Sarah Kurdoghlian

CSC 448 Bioinformatics Algorithms Project | The goal is to aggregate bioinformatic analysis of COVID-19. We will be researching and analyzing the latest novel coronavirus data on a weekly basis as a part of CSC 448 Bioinformatics Algorithms at Cal Poly.


Week 1

To begin our research, we will be reviewing a few online coronavirus resources. This will help consolidate reliable sources of information.

1) The COVID-19 Tracking Project

Overview

The most complete testing data and results for the U.S. are publicly available for download as a CSV or for access through API requests. Here is their data api.

Analysis

I used the API and the /api/us/daily endpoint, which consists of US historical data, to conduct my own mini analysis. I asked the question: What are the trends in the increase of positive cases and negative cases as the number of test results increase?
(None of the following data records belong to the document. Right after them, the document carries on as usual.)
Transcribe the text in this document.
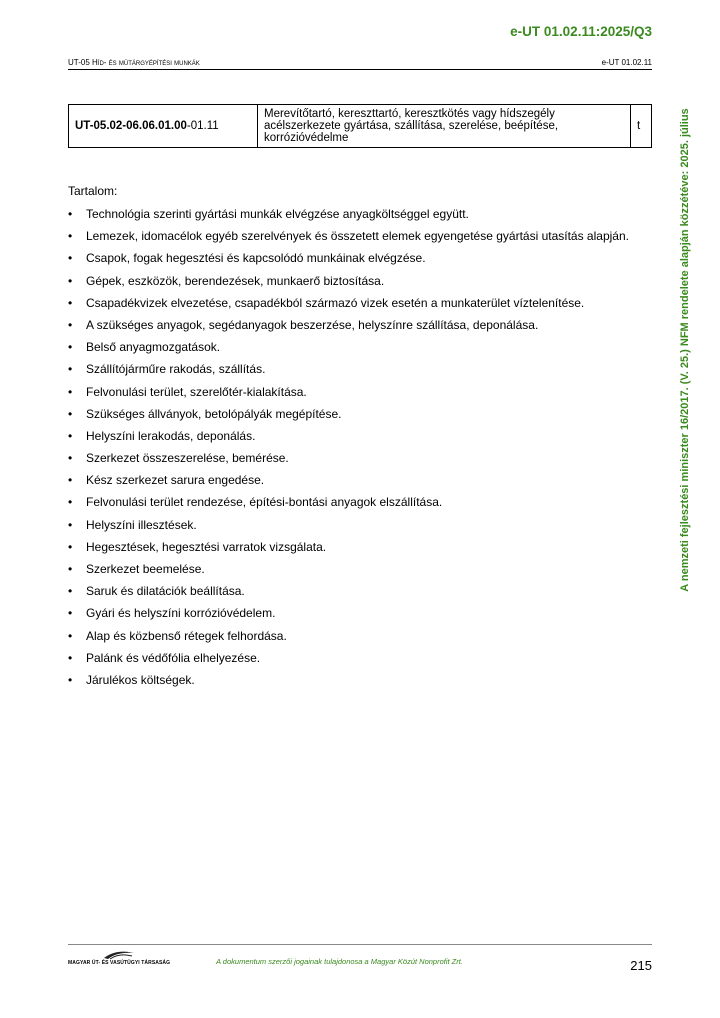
e-UT 01.02.11:2025/Q3
UT-05 Híd- és műtárgyépítési munkák	e-UT 01.02.11
UT-05.02-06.06.01.00-01.11	Merevítőtartó, kereszttartó, keresztkötés vagy hídszegély acélszerkezete gyártása, szállítása, szerelése, beépítése, korrózióvédelme	t

Tartalom:

• Technológia szerinti gyártási munkák elvégzése anyagköltséggel együtt.
• Lemezek, idomacélok egyéb szerelvények és összetett elemek egyengetése gyártási utasítás alapján.
• Csapok, fogak hegesztési és kapcsolódó munkáinak elvégzése.
• Gépek, eszközök, berendezések, munkaerő biztosítása.
• Csapadékvizek elvezetése, csapadékból származó vizek esetén a munkaterület víztelenítése.
• A szükséges anyagok, segédanyagok beszerzése, helyszínre szállítása, deponálása.
• Belső anyagmozgatások.
• Szállítójárműre rakodás, szállítás.
• Felvonulási terület, szerelőtér-kialakítása.
• Szükséges állványok, betolópályák megépítése.
• Helyszíni lerakodás, deponálás.
• Szerkezet összeszerelése, bemérése.
• Kész szerkezet sarura engedése.
• Felvonulási terület rendezése, építési-bontási anyagok elszállítása.
• Helyszíni illesztések.
• Hegesztések, hegesztési varratok vizsgálata.
• Szerkezet beemelése.
• Saruk és dilatációk beállítása.
• Gyári és helyszíni korrózióvédelem.
• Alap és közbenső rétegek felhordása.
• Palánk és védőfólia elhelyezése.
• Járulékos költségek.
A nemzeti fejlesztési miniszter 16/2017. (V. 25.) NFM rendelete alapján közzétéve: 2025. július
MAGYAR ÚT- ÉS VASÚTÜGYI TÁRSASÁG	A dokumentum szerzői jogainak tulajdonosa a Magyar Közút Nonprofit Zrt.	215
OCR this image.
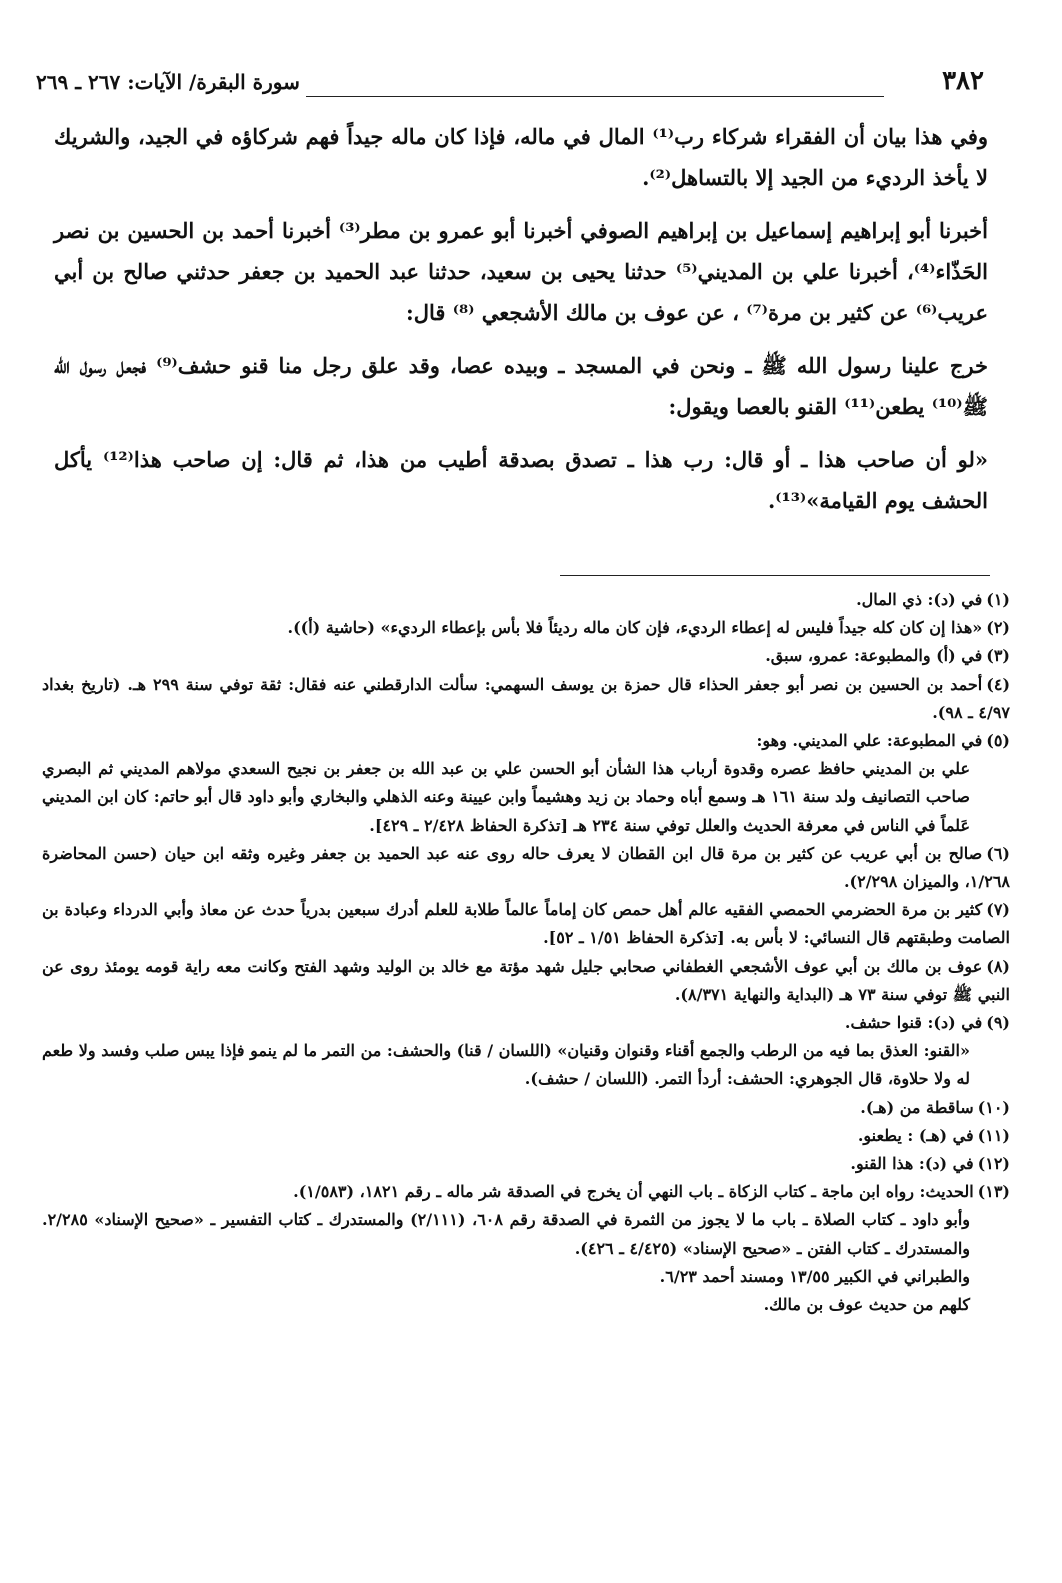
٣٨٢
سورة البقرة/ الآيات: ٢٦٧ ـ ٢٦٩

وفي هذا بيان أن الفقراء شركاء رب⁽¹⁾ المال في ماله، فإذا كان ماله جيداً فهم شركاؤه في الجيد، والشريك لا يأخذ الرديء من الجيد إلا بالتساهل⁽²⁾.

أخبرنا أبو إبراهيم إسماعيل بن إبراهيم الصوفي أخبرنا أبو عمرو بن مطر⁽³⁾ أخبرنا أحمد بن الحسين بن نصر الحَذّاء⁽⁴⁾، أخبرنا علي بن المديني⁽⁵⁾ حدثنا يحيى بن سعيد، حدثنا عبد الحميد بن جعفر حدثني صالح بن أبي عريب⁽⁶⁾ عن كثير بن مرة⁽⁷⁾ ، عن عوف بن مالك الأشجعي ⁽⁸⁾ قال:

خرج علينا رسول الله ﷺ ـ ونحن في المسجد ـ وبيده عصا، وقد علق رجل منا قنو حشف⁽⁹⁾ فجعل رسول الله ﷺ⁽¹⁰⁾ يطعن⁽¹¹⁾ القنو بالعصا ويقول:

«لو أن صاحب هذا ـ أو قال: رب هذا ـ تصدق بصدقة أطيب من هذا، ثم قال: إن صاحب هذا⁽¹²⁾ يأكل الحشف يوم القيامة»⁽¹³⁾.

(١)في (د): ذي المال.

(٢)«هذا إن كان كله جيداً فليس له إعطاء الرديء، فإن كان ماله رديئاً فلا بأس بإعطاء الرديء» (حاشية (أ)).

(٣)في (أ) والمطبوعة: عمرو، سبق.

(٤)أحمد بن الحسين بن نصر أبو جعفر الحذاء قال حمزة بن يوسف السهمي: سألت الدارقطني عنه فقال: ثقة توفي سنة ٢٩٩ هـ. (تاريخ بغداد ٤/٩٧ ـ ٩٨).

(٥)في المطبوعة: علي المديني. وهو:

علي بن المديني حافظ عصره وقدوة أرباب هذا الشأن أبو الحسن علي بن عبد الله بن جعفر بن نجيح السعدي مولاهم المديني ثم البصري صاحب التصانيف ولد سنة ١٦١ هـ وسمع أباه وحماد بن زيد وهشيماً وابن عيينة وعنه الذهلي والبخاري وأبو داود قال أبو حاتم: كان ابن المديني عَلماً في الناس في معرفة الحديث والعلل توفي سنة ٢٣٤ هـ [تذكرة الحفاظ ٢/٤٢٨ ـ ٤٢٩].

(٦)صالح بن أبي عريب عن كثير بن مرة قال ابن القطان لا يعرف حاله روى عنه عبد الحميد بن جعفر وغيره وثقه ابن حيان (حسن المحاضرة ١/٢٦٨، والميزان ٢/٢٩٨).

(٧)كثير بن مرة الحضرمي الحمصي الفقيه عالم أهل حمص كان إماماً عالماً طلابة للعلم أدرك سبعين بدرياً حدث عن معاذ وأبي الدرداء وعبادة بن الصامت وطبقتهم قال النسائي: لا بأس به. [تذكرة الحفاظ ١/٥١ ـ ٥٢].

(٨)عوف بن مالك بن أبي عوف الأشجعي الغطفاني صحابي جليل شهد مؤتة مع خالد بن الوليد وشهد الفتح وكانت معه راية قومه يومئذ روى عن النبي ﷺ توفي سنة ٧٣ هـ (البداية والنهاية ٨/٣٧١).

(٩)في (د): قنوا حشف.

«القنو: العذق بما فيه من الرطب والجمع أقناء وقنوان وقنيان» (اللسان / قنا) والحشف: من التمر ما لم ينمو فإذا يبس صلب وفسد ولا طعم له ولا حلاوة، قال الجوهري: الحشف: أردأ التمر. (اللسان / حشف).

(١٠)ساقطة من (هـ).

(١١)في (هـ) : يطعنو.

(١٢)في (د): هذا القنو.

(١٣)الحديث: رواه ابن ماجة ـ كتاب الزكاة ـ باب النهي أن يخرج في الصدقة شر ماله ـ رقم ١٨٢١، (١/٥٨٣).

وأبو داود ـ كتاب الصلاة ـ باب ما لا يجوز من الثمرة في الصدقة رقم ٦٠٨، (٢/١١١) والمستدرك ـ كتاب التفسير ـ «صحيح الإسناد» ٢/٢٨٥. والمستدرك ـ كتاب الفتن ـ «صحيح الإسناد» (٤/٤٢٥ ـ ٤٢٦).

والطبراني في الكبير ١٣/٥٥ ومسند أحمد ٦/٢٣.

كلهم من حديث عوف بن مالك.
View the python notebook here.

The plot at the bottom of the notebook shows a correlation between the number of test results and positive and negative cases. As the number of test results increases, we also see a large spike in the number of negative test results, which I would say is a good thing. We also see a much smaller spike in the number of positive results. Right now, the purple line for “increase in positive cases” is slightly sloped upward, indicating that each day more people are testing positive than the day before, but not significantly more people. The purple line for “increase in positive cases” is not hiking upwards, and ideally we want to see that line begin a downward slope. That would indicate to us that as the number of test results increase, the number of people testing postive is becoming less than day before. Similarly, we want to see the blue line labeled “increase in negative cases” continue hiking upward. This would indicate that each day, more people are testing negative than the day before.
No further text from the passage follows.